The fact that this lawsuit seems to involve CREDO makes me wonder if the feds aren't simply going after left-wing political activists, and not terrorists. I am deeply disappointed over the Obama administration's willingness to expand the warrantless surveillance state, but not surprised. It would be the same no matter who won the election -- once this kind of power is legitimized, it is certain that it will be used. From the Wall Street Journal:

Early last year, the Federal Bureau of Investigation sent a secret letter to a phone company demanding that it turn over customer records for an investigation. The phone company then did something almost unheard of: It fought the letter in court.
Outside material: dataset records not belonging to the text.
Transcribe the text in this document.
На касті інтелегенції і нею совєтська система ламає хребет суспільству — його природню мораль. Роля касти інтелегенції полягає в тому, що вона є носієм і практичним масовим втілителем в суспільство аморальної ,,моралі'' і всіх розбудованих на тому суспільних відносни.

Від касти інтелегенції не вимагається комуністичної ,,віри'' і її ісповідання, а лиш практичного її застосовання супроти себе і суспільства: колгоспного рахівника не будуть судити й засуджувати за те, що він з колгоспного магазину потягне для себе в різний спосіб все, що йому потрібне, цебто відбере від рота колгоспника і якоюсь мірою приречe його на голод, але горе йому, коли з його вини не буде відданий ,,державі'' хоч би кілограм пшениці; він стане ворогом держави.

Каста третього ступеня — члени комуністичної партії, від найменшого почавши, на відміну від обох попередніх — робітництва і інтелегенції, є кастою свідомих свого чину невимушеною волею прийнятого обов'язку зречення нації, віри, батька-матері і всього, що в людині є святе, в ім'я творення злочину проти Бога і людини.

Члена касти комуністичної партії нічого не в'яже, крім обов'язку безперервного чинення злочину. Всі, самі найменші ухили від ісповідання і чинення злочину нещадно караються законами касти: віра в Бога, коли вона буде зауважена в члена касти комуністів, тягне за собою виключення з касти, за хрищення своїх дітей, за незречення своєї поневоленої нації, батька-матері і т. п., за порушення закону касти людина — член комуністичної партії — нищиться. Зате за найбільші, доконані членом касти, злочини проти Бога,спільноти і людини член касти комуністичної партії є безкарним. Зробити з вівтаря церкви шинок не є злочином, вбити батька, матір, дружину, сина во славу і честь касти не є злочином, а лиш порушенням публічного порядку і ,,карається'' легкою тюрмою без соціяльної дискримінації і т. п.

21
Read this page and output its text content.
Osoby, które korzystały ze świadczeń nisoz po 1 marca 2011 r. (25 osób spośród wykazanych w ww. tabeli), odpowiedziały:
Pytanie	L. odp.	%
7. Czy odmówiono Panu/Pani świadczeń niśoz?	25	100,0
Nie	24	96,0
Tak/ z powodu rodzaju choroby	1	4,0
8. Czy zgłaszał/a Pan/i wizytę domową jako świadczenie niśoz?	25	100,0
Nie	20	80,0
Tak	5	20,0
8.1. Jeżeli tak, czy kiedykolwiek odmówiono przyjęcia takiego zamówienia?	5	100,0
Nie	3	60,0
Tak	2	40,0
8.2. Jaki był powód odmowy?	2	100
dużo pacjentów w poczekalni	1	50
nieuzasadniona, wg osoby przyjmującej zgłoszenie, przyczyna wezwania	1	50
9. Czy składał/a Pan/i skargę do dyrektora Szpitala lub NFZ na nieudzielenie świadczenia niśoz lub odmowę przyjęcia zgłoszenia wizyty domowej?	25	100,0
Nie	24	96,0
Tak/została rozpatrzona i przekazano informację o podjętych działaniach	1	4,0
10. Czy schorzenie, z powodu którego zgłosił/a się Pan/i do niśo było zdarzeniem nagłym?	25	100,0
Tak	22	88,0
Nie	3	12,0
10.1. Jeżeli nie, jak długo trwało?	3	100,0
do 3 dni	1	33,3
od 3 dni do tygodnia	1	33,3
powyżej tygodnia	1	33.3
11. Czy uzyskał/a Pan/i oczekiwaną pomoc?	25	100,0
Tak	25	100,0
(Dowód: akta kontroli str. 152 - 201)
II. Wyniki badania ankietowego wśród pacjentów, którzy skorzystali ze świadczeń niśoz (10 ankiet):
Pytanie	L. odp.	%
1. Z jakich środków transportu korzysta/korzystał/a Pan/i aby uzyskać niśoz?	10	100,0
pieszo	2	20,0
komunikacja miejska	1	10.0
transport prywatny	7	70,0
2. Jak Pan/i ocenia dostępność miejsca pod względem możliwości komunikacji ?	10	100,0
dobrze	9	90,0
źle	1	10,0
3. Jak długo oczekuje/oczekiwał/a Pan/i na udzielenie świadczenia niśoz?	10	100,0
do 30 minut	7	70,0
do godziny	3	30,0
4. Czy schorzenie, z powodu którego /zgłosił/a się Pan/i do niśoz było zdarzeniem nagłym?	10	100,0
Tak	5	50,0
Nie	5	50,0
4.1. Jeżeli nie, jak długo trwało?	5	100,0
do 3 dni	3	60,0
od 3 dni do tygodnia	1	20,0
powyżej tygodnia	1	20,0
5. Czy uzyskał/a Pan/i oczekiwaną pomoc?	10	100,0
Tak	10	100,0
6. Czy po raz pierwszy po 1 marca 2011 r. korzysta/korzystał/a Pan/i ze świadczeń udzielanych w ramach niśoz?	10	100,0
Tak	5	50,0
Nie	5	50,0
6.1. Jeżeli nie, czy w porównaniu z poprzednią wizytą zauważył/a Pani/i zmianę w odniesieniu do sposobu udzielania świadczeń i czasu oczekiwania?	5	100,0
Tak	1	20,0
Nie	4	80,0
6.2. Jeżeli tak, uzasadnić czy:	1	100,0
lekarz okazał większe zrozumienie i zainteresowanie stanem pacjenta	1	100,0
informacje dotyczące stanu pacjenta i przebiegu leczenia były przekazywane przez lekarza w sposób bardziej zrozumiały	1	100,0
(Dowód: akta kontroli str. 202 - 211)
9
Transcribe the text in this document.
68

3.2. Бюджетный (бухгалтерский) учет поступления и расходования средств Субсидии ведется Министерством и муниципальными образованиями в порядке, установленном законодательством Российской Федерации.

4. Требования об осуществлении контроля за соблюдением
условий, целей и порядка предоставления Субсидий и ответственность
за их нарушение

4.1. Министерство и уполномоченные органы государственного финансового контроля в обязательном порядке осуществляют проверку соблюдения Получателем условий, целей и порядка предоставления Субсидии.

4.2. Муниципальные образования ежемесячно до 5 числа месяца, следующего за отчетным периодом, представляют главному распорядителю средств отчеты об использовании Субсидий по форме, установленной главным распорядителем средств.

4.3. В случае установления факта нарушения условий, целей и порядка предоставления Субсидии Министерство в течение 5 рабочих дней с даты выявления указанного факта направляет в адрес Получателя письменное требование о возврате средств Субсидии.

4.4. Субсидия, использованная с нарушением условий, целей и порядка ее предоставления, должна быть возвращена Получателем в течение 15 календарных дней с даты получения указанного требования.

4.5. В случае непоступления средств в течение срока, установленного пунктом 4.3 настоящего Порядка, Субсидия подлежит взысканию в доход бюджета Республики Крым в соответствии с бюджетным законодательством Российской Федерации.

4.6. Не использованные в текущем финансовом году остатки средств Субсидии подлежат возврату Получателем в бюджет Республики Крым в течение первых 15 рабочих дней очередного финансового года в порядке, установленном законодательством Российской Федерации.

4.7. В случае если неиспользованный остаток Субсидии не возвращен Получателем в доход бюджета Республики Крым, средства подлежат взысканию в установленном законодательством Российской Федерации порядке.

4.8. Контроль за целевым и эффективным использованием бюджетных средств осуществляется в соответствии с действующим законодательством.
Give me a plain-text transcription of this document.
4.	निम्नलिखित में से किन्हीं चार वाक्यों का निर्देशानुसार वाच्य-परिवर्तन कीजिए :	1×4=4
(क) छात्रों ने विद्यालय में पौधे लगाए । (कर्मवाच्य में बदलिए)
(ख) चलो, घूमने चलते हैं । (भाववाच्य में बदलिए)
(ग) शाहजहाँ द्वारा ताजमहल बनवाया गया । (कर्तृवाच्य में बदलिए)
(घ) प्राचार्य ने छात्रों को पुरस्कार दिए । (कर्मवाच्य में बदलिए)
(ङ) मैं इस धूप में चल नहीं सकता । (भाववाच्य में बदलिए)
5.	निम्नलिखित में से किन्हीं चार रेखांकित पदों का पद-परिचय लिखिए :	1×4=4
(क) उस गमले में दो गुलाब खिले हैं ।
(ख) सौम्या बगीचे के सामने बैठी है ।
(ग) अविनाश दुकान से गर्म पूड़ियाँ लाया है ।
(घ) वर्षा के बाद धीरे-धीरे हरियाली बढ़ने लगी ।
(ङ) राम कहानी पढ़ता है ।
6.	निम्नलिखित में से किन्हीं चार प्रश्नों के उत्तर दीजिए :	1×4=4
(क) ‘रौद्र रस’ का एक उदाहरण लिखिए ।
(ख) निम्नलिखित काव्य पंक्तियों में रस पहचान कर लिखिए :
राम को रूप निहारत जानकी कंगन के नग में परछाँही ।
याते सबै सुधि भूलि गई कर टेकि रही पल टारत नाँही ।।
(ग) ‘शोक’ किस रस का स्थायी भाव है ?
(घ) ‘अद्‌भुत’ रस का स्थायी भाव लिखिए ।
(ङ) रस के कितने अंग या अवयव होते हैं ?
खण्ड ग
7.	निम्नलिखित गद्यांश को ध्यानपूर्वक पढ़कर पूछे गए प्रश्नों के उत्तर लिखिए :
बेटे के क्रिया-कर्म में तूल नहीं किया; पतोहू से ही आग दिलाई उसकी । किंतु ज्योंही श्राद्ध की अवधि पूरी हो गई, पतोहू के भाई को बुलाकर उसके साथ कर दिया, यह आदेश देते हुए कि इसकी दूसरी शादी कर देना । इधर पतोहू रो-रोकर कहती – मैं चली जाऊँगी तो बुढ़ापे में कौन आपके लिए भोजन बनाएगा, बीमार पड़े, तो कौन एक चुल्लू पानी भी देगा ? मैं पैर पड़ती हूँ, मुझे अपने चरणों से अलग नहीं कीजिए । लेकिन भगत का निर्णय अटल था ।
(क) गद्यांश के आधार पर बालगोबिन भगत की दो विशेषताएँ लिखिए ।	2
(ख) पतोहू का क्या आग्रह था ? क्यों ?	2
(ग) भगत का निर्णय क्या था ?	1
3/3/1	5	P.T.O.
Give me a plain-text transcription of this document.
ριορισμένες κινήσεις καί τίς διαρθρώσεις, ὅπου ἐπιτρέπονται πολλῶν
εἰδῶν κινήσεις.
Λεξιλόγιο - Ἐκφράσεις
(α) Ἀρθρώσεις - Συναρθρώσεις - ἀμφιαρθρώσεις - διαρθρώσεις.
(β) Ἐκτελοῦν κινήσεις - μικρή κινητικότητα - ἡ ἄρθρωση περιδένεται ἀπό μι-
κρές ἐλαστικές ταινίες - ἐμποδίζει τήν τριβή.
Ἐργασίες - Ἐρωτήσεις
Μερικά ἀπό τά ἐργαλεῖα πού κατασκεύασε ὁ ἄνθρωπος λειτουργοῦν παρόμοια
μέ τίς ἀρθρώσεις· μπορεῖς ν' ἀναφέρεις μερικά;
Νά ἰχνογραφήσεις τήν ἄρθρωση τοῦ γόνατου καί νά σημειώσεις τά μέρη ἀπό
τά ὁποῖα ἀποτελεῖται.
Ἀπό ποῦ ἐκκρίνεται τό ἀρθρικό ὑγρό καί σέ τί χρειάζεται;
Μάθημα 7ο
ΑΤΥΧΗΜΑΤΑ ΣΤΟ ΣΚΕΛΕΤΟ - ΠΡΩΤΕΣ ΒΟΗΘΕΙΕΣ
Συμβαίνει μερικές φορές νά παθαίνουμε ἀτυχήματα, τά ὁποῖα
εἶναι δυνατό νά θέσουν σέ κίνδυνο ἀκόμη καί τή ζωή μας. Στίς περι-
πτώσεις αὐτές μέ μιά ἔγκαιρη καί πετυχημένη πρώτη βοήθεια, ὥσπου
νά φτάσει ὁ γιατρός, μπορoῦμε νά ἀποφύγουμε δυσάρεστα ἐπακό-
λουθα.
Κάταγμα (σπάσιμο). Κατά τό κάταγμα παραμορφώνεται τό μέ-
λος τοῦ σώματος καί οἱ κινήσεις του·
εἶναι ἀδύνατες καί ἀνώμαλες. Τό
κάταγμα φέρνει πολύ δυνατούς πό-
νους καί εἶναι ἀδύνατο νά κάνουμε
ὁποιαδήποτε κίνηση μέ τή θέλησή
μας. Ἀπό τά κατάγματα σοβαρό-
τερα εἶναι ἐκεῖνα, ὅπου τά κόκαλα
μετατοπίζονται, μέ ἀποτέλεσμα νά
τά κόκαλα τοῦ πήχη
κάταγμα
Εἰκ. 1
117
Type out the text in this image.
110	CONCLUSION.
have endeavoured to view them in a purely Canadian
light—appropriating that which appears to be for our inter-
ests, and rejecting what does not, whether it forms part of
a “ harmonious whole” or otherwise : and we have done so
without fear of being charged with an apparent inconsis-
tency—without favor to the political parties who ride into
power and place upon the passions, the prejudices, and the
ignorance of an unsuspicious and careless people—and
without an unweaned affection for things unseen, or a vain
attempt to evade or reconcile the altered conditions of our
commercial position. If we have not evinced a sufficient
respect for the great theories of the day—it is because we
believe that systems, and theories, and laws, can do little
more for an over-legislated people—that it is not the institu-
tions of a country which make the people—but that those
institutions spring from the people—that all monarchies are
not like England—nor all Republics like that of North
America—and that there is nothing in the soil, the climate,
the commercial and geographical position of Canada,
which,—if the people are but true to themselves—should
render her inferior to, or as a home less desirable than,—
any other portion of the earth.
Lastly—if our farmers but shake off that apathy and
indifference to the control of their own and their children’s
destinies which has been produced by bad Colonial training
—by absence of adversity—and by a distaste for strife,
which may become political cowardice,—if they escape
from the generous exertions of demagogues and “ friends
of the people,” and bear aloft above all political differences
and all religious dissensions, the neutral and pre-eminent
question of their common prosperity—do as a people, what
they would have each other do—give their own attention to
The U.S. Department of Justice fired back with a serious accusation. It filed a civil complaint claiming that the company, by not handing over its files, was interfering "with the United States' sovereign interests" in national security.

The legal clash represents a rare and significant test of an investigative tool strengthened by the USA Patriot Act, the counterterrorism law enacted after the attacks of Sept. 11, 2001.

The case is shrouded in secrecy. The person at the company who received the government's request—known as a "national security letter," or NSL—is legally barred from acknowledging the case, or even the letter's existence, to almost anyone but company lawyers.

"This is the most important national-security-letter case" in years, said Stephen Vladeck, a professor and expert on terrorism law at the American University Washington College of Law. "It raises a question Congress has been trying to answer: How do you protect the First Amendment rights of an NSL recipient at the same time as you protect the government's interest in secrecy?"

Although they can't legally confirm it, they go on to say that the process of elimination appears to point to Working Assets, which owns CREDO.

In the challenge playing out in California, the company is fighting the letters on constitutional grounds. It is arguing, among other things, that the gag orders associated with most of these letters improperly restrain speech without a judge's authorization.

The FBI says it must maintain the secrecy of national security letters to avoid tipping off potential terrorists. The letters are "critical to our ability to keep the country safe," then-Acting Assistant Attorney General for National Security Todd Hinnen told the House Judiciary Subcommittee on Crime, Terrorism and Homeland Security last year.

National security letters were originally for FBI investigations where there were "specific and articulable facts" indicating the information was related to a foreign agent. The Patriot Act eliminated the requirements for specific facts and a link to a foreign agent.

Since then, use of the letters has increased. In 2000, there were about 8,500 such requests; last year, the FBI made 16,511, according to the Justice Department. That number includes letters asking for things such as records of the numbers called by a phone, or the "to" and "from" lines of emails, but it doesn't count requests that ask only what subscriber is associated with an account. Including those, more than 49,000 requests were sent in 2006, according to a report from the Justice Department's inspector general.